Mettere all'indice: l'antenato storico del "ban" sui social

Un antico volume aperto dell'Indice dei libri proibiti (Index librorum prohibitorum), con una lista di nomi barrati dall'Inquisizione e un rogo di libri censurati in un'atmosfera misteriosa.

Scheda della Curiosità:

  • Modo di dire: Mettere all'indice

  • Origine: XVI secolo (Indice dei Libri Proibiti)

  • In breve: Un tempo significava censura totale, oggi è l'emarginazione sociale.

  • L'assurdo: Sapevi che anche opere di Galileo e d'Annunzio finirono in questa lista?

Oggi usiamo questa espressione per indicare qualcuno che viene isolato o condannato moralmente. Ma un tempo, finire "all'indice" non era un'esclusione sociale: era una sentenza definitiva.
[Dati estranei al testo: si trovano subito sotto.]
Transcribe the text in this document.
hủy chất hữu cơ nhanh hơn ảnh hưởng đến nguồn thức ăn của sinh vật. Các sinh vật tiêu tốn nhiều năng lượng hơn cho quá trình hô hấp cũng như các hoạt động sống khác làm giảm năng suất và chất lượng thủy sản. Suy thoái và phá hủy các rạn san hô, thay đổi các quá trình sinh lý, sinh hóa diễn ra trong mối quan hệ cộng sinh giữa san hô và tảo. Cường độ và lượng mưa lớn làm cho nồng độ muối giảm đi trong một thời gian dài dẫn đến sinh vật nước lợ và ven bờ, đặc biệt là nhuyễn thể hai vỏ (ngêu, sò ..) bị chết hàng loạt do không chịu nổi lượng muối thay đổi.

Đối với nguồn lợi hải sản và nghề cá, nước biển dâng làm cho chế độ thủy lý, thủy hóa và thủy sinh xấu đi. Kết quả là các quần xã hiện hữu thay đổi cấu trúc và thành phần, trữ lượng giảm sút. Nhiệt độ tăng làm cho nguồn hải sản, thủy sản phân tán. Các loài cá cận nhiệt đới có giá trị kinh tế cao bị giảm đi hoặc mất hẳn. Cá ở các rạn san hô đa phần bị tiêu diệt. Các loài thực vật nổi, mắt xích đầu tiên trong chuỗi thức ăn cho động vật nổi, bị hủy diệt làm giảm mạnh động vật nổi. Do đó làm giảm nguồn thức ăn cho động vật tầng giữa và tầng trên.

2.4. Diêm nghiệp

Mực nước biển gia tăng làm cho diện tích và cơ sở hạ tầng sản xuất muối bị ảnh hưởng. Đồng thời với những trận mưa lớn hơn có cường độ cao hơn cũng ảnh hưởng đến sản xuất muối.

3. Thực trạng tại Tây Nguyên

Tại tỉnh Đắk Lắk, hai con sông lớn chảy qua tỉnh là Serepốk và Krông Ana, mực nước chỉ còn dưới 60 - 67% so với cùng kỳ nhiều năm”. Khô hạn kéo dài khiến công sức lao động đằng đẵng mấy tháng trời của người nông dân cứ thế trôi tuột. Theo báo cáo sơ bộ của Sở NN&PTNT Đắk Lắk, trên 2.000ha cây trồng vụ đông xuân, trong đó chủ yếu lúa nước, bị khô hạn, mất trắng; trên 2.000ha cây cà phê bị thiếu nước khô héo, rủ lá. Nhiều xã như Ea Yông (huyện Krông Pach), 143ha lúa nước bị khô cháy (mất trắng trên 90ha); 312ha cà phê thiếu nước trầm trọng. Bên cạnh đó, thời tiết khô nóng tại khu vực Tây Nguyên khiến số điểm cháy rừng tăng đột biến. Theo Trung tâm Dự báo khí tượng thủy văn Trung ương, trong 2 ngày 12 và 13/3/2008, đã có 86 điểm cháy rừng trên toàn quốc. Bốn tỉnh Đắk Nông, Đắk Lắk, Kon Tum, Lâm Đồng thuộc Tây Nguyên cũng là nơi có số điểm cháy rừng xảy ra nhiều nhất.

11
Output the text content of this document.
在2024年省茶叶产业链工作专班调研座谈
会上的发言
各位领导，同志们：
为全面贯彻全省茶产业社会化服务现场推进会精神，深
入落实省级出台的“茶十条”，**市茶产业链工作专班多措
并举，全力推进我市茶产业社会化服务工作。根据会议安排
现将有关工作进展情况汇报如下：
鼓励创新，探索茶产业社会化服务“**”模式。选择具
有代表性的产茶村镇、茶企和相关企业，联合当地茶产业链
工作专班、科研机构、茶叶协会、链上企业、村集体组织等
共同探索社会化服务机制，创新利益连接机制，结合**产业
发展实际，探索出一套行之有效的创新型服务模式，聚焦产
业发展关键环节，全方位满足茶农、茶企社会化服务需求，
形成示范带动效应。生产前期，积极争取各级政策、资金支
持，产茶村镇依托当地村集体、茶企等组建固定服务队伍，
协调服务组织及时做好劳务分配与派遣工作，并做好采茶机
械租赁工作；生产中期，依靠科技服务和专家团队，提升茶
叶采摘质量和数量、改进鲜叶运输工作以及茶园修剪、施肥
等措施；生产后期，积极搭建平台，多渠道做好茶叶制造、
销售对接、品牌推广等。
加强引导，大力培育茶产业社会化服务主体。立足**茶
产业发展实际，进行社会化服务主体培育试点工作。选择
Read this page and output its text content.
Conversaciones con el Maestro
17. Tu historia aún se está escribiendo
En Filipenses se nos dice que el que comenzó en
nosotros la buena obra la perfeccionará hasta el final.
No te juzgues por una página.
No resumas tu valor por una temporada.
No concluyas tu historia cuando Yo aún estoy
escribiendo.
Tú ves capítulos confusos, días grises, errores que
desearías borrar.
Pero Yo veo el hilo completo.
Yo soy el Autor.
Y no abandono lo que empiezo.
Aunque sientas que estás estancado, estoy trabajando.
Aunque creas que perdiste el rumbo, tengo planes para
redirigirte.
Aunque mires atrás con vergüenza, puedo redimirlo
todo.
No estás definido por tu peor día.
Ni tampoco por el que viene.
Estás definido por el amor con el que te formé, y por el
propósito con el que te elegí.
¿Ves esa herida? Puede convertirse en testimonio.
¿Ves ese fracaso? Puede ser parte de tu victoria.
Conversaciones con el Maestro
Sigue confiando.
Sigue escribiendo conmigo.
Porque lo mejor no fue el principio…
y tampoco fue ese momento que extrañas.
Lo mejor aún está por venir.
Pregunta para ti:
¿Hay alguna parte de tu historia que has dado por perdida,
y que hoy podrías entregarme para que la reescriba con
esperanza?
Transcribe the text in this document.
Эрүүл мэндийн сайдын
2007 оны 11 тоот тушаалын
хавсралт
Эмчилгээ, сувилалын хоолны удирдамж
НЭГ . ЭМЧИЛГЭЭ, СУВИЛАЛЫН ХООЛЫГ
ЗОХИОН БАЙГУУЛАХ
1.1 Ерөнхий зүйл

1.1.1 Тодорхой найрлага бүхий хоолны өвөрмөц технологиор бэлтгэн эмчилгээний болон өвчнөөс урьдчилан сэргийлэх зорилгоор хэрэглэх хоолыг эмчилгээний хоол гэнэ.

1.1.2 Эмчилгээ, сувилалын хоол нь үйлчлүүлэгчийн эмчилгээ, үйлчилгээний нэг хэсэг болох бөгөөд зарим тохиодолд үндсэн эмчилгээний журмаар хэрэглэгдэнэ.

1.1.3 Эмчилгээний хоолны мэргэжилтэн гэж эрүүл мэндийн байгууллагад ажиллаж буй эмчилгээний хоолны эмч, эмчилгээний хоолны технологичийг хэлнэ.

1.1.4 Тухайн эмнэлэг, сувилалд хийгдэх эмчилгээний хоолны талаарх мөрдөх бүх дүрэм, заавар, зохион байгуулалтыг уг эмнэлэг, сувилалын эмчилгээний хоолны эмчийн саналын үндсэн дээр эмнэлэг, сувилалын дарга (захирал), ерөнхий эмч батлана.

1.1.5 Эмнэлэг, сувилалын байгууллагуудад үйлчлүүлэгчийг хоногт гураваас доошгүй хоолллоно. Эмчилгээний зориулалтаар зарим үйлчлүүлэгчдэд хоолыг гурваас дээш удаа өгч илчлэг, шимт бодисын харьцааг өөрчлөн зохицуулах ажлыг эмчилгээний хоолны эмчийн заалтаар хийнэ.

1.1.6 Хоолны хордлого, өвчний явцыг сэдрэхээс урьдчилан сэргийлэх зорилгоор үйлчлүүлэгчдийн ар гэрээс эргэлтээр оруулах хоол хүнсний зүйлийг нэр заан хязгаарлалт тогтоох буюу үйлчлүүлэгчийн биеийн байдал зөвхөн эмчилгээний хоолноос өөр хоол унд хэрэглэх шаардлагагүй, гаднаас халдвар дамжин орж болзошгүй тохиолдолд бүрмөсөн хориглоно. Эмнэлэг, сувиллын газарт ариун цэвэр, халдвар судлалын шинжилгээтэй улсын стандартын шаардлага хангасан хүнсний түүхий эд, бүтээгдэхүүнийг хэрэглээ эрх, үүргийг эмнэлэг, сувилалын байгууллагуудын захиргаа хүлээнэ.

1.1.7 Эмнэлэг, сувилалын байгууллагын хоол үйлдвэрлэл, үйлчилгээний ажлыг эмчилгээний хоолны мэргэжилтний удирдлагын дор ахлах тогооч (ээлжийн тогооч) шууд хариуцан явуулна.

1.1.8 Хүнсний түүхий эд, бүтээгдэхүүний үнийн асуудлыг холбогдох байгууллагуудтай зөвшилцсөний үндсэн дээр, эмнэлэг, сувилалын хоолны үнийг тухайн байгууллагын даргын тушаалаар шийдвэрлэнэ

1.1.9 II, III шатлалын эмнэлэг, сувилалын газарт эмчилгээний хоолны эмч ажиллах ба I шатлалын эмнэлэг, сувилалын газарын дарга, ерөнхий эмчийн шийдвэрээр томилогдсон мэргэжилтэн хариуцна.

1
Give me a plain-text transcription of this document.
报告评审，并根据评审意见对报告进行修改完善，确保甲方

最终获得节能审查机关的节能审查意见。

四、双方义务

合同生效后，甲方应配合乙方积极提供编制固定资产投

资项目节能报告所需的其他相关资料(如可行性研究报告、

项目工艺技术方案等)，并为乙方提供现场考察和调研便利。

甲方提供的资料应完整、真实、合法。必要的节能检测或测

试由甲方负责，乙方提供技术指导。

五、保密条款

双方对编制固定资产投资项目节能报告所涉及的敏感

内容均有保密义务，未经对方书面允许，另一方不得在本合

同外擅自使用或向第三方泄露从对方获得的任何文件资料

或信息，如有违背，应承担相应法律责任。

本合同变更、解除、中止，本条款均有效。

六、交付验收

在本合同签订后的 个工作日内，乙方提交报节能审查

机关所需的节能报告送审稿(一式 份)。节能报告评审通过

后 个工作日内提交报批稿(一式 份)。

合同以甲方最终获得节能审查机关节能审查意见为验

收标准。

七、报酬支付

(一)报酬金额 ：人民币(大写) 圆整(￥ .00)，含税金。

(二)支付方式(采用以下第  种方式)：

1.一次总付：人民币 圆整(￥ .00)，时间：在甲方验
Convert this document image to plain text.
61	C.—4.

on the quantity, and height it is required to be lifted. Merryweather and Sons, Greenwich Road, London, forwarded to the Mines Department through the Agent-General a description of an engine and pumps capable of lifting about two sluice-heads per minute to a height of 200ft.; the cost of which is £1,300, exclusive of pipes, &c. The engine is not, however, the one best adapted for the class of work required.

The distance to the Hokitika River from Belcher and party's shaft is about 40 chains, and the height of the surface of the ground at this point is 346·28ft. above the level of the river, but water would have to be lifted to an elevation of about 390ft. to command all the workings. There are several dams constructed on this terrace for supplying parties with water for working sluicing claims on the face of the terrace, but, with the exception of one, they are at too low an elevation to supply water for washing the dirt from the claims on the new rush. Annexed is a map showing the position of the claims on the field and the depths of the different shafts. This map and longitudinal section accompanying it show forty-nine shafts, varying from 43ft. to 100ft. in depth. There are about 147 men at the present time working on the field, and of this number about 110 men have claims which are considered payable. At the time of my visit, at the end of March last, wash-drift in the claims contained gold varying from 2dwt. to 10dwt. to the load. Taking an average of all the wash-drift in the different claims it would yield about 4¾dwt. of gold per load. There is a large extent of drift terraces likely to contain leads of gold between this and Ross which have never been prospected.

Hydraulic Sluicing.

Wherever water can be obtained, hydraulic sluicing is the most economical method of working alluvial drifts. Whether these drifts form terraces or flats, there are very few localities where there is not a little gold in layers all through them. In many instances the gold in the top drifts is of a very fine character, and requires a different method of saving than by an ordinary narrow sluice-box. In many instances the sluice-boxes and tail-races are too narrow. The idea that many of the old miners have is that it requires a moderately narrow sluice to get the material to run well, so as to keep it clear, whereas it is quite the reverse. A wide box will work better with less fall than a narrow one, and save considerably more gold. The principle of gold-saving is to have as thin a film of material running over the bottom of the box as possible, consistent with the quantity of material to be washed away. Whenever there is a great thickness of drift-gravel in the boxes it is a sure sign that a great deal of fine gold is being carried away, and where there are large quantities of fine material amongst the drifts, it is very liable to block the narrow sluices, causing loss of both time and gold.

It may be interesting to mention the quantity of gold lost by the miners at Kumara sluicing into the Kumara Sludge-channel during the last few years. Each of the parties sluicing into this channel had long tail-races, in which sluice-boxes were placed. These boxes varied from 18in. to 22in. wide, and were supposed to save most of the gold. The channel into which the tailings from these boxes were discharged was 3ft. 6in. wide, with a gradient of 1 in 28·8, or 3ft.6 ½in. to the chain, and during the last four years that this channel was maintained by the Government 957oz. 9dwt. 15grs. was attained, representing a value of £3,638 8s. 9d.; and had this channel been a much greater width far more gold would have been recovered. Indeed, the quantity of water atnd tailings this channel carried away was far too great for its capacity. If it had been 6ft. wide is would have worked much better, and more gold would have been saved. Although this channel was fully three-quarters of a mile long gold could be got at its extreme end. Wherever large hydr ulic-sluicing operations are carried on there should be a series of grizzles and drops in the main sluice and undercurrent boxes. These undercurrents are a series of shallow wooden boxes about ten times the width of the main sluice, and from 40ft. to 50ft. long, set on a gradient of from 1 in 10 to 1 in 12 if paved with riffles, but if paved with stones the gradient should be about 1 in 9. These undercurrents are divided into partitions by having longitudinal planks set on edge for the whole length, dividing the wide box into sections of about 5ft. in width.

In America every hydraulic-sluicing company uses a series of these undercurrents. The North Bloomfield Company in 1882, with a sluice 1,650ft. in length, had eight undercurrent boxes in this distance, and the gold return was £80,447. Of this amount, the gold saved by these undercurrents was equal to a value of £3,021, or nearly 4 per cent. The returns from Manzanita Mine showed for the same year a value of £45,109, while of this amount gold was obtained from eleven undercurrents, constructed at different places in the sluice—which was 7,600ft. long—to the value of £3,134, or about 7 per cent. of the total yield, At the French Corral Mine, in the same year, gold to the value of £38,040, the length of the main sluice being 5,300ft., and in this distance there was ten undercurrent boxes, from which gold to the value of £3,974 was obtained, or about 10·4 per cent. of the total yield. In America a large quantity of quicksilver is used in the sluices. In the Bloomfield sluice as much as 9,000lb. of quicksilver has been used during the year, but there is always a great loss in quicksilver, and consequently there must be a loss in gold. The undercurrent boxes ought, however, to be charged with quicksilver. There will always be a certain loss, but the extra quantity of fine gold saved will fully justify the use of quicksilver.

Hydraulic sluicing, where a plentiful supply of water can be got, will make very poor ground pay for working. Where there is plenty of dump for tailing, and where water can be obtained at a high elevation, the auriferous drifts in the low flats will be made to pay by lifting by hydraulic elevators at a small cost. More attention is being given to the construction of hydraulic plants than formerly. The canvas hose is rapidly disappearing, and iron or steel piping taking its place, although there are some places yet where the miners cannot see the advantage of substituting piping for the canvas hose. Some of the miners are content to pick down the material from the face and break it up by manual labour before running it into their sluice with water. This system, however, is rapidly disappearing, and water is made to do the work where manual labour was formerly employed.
L'origine: L'Index Librorum Proibitorum

Il modo di dire nasce nel 1558 con la creazione dell’Indice dei libri proibiti. Non era una semplice lista di sconsigliati, ma un vero decreto dell'Inquisizione. Chi possedeva uno di questi libri rischiava la scomunica.

Cosa era vietato? (Quasi tutto!)

L'Indice non colpiva solo testi religiosi "eretici", ma era una vera macchina da guerra contro la diffusione della cultura:

  • Autori non cattolici: Tutta la loro produzione veniva bandita, anche se parlavano di cucina o botanica.

  • Bibbie in volgare: Leggere la Bibbia in italiano era vietato. Potevano farlo solo gli uomini che conoscevano il latino (le donne erano escluse a priori!).

  • Tipografi nel mirino: Se un editore stampava un autore protestante, tutta la sua produzione veniva "messa all'indice".

Gloria e Sfortuna dell'Indice

L'Indice ha avuto una vita lunghissima e "gloriosa" per la censura: quattro secoli di aggiornamenti (l'ultimo nel 1948!). Tra gli autori che hanno avuto la "sfortuna" di finirci dentro troviamo giganti come Galileo Galilei, D'Annunzio e persino Dumas.

Fu ufficialmente soppresso solo nel 1966, in seguito al Concilio Vaticano II. Eppure, ancora oggi, usiamo questa frase per descrivere la censura moderna.

Perché si dice così ancora oggi? Anche se l'Inquisizione non bussa più alle nostre porte per un libro, il concetto di "elenco dei cattivi" è rimasto impresso nella nostra cultura. Mettere all'indice qualcuno significa, metaforicamente, bruciare le sue idee prima ancora di ascoltarle.